Anyway, back in 2020, Beckham became a co-owner of Guild Esports. While many others have bankrolled stakes in professional Esports teams, Guild Esports is essentially an academy that helps hone the skills of up-and-coming gamers in Rocket League, Fortnite, FIFA and VALORANT.

4. Drake

Source: metro.co.uk

“Drake” by Music is Entropy  is licensed under CC BY 2.0

Drake is best known for churning out billboard-topping rap music. But he is also a noted NBA superfan, as well as a brand ambassador for the Toronto Raptors, who play in his home country of Canada.

More recently, however, Drake became an Esports owner after he purchased a stake in 100 Thieves, a team that was started by a former Call of Duty player.

For those close to the Esports scene, the move wasn’t that much of a surprise. Drake made many cameos across popular Twitch gaming streams prior to making his investment, so he’s no stranger to the industry.

5. Will Smith

Source: cnbc.com

Celebrities don’t get more A-list than Will Smith, who has done everything to star in TV shows and movies to release multi-platinum albums to most recently create a hit YouTube series.

It turns out Esports is also a notch under Smith’s belt. A few years ago, he headlined an investment group that paid $46 million to purchase a majority statek in Gen.G, which specializes in coordinating global esports events.

6. Stephen Curry

Throughout the NBA, it’s widely known that two-time MVP and three-time champion Stephen Curry would love to have proprietorship of a live-sports franchise. In the meantime, he’ll settle for owning part of an Esports company.

Roughly four years ago, in 2018, Steph led a group of investors who ponied up $37 million to TSM founder Andy Dinh, a full-service Esports organization tailored to meet the needs of players and teams partaking in major tournaments.
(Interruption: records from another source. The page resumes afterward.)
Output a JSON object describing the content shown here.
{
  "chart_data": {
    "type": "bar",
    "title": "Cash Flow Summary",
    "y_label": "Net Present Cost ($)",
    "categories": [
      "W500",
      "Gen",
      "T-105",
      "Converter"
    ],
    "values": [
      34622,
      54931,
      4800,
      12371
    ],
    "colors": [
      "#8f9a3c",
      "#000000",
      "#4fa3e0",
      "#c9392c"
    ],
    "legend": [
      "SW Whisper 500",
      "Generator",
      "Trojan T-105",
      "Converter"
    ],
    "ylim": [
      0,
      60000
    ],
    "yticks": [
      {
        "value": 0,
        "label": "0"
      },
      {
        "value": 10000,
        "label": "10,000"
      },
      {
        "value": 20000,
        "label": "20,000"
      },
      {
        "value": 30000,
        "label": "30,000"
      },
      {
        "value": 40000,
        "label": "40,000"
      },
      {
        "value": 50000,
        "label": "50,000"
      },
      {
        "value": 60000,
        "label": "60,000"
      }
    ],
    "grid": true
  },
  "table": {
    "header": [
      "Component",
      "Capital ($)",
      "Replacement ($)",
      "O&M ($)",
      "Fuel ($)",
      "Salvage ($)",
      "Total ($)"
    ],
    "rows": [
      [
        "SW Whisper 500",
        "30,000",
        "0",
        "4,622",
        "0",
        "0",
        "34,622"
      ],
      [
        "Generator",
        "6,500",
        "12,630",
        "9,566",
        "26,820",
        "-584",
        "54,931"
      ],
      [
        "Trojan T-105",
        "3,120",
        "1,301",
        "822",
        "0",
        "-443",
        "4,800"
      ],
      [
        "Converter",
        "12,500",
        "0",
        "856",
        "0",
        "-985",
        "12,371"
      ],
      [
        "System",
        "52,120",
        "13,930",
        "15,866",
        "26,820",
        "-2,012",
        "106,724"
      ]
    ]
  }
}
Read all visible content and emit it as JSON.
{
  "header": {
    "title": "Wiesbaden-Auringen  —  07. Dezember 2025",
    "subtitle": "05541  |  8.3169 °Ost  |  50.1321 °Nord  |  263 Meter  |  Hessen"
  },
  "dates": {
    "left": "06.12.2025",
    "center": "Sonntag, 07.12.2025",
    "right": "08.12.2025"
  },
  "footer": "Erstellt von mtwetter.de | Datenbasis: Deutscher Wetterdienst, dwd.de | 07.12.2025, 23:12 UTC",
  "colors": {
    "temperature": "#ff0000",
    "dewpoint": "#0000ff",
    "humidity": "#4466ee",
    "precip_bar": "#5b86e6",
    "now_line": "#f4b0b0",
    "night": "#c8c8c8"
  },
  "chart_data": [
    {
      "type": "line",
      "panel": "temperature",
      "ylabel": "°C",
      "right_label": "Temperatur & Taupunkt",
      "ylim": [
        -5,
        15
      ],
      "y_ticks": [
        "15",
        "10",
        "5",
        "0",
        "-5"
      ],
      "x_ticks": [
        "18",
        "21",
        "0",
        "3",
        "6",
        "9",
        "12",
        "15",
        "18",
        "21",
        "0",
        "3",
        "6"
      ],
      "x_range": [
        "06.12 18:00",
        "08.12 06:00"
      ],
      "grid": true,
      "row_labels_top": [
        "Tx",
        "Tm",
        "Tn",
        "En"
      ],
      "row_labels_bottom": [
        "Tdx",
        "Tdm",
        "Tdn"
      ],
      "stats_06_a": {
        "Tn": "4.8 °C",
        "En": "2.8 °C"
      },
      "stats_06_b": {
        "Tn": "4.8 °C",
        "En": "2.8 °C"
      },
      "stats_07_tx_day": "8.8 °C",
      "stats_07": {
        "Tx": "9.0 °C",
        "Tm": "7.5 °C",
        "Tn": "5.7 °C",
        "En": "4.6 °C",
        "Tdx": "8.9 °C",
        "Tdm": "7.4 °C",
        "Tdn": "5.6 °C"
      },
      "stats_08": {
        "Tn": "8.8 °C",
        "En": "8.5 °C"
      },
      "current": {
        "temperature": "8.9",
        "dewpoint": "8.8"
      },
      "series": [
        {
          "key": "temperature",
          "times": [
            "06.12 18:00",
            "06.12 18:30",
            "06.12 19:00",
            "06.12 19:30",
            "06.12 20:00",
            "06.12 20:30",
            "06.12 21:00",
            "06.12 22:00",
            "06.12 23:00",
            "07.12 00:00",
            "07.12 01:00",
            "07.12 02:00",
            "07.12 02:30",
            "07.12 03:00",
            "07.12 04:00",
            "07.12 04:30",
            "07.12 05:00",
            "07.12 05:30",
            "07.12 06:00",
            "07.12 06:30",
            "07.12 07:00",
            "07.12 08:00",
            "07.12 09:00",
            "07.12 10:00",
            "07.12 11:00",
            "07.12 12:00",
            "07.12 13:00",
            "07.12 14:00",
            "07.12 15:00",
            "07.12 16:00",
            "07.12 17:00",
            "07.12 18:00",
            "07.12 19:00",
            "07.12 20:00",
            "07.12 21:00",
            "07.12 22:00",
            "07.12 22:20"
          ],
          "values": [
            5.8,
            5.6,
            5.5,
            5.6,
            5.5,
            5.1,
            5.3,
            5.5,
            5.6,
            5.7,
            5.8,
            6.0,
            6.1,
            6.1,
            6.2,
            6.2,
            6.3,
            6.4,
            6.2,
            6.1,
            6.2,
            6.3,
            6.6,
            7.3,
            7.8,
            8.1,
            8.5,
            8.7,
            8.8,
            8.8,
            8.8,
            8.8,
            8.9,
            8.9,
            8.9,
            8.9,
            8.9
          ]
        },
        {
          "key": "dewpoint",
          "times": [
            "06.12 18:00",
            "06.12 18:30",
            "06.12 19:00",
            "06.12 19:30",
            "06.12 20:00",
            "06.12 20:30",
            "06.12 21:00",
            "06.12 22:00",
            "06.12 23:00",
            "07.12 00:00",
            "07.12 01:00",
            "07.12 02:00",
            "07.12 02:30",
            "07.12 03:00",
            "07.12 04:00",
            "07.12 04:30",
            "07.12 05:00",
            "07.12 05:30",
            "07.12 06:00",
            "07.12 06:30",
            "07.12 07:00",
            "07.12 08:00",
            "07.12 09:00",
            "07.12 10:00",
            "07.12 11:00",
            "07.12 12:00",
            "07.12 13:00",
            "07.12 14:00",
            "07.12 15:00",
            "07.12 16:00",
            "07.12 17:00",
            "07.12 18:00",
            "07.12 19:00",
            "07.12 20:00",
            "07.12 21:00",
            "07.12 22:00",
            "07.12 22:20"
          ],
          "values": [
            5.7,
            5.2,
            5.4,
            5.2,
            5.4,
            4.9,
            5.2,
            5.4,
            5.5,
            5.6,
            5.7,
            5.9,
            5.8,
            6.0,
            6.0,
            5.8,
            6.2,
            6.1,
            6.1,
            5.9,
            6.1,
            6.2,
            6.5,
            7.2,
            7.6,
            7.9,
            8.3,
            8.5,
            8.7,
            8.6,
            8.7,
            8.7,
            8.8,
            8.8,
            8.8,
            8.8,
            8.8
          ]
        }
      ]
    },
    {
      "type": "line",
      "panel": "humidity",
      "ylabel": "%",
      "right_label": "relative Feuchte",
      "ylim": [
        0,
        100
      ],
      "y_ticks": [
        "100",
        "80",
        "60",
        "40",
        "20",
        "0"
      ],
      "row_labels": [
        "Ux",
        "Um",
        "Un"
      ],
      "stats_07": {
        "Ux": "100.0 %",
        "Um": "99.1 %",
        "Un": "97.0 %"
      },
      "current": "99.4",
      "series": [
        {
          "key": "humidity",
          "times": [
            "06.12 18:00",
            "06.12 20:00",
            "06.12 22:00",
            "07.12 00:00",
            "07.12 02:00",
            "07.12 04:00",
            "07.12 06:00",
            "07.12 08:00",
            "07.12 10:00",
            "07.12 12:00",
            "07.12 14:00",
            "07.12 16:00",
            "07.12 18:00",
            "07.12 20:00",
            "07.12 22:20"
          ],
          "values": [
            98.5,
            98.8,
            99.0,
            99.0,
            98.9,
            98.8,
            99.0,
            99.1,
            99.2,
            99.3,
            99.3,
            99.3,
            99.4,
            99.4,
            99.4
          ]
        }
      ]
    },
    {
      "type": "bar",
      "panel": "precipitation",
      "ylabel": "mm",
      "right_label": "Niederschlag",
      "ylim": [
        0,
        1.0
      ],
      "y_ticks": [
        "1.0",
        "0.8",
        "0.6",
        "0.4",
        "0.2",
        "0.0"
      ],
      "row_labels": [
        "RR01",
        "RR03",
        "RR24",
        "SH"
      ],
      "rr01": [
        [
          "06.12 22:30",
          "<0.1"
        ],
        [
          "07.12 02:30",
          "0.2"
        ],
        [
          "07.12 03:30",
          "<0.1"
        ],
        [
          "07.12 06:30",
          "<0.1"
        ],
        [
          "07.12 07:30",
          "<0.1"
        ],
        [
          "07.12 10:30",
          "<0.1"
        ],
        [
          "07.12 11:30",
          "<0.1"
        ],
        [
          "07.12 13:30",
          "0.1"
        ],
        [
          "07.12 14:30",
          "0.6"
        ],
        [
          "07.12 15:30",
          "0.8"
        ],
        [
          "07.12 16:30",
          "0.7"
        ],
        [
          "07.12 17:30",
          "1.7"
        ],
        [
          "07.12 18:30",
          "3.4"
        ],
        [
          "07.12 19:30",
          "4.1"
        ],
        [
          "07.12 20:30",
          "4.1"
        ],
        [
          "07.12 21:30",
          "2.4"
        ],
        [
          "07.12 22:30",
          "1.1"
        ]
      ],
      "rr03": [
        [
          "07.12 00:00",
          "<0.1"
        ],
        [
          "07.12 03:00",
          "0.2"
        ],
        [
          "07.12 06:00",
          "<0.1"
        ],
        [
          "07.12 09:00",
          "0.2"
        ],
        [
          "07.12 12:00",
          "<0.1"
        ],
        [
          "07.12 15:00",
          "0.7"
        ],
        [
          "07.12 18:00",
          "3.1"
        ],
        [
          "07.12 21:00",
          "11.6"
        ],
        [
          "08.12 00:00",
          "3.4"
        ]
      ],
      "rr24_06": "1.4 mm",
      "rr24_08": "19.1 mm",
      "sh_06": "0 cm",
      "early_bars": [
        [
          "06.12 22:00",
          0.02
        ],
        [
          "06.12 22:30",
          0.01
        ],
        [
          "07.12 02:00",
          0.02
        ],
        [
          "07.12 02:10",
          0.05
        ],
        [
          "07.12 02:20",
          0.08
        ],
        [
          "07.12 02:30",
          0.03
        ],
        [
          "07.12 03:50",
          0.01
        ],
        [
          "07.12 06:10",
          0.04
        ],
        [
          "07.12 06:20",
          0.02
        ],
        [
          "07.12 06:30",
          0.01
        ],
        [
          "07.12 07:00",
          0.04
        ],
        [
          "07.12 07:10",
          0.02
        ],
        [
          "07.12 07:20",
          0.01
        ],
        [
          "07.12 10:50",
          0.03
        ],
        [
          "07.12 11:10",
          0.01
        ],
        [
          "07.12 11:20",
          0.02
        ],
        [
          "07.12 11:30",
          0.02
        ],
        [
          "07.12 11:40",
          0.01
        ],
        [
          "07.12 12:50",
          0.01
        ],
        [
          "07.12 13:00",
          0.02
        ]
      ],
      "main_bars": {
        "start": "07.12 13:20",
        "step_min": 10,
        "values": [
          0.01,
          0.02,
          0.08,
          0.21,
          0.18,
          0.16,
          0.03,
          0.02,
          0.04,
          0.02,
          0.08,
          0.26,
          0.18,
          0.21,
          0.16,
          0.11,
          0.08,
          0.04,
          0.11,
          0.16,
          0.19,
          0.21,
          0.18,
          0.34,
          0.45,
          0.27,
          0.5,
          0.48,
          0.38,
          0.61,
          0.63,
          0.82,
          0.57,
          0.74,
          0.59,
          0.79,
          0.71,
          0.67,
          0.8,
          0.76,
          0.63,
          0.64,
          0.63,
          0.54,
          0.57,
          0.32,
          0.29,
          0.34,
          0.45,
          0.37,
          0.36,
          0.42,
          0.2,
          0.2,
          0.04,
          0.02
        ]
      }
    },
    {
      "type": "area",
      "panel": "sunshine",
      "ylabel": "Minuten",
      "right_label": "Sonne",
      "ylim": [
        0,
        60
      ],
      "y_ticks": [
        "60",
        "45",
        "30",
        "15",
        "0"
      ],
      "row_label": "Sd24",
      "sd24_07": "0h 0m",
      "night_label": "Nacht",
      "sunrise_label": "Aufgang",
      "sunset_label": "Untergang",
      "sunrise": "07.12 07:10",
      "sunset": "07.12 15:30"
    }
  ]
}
To this day, in fact, TSM is known for having their hand in everything related to Esports. Their list of services and specialties includes managing, salesmanship,  public relations and much more.

7. Zlatan Ibrahimovic

Source: sportklub.rs

We know what you’re thinking: Pro soccer and basketball players REALLY like investing in Esports. And, well, you’re not wrong. Other big names like Shaquille O’Neal and Kevin Durant have dipped their toes in the water, as well.

Zlatan Ibrahimovic joins is the latest glittery name to join the staggering amount of soccer and basketball players flocking toward Esports.

The Swedish striker, who plays for Serie A Club AC Milan and the Sweden National Team, was part of a group that funneled $12 million into Challengermode, a company that seeks to connect brands and creators with their target audience and then monetize those interactions.

If the current Esports wave is any indication, this is yet another non-traditional investment that should pay huge dividends.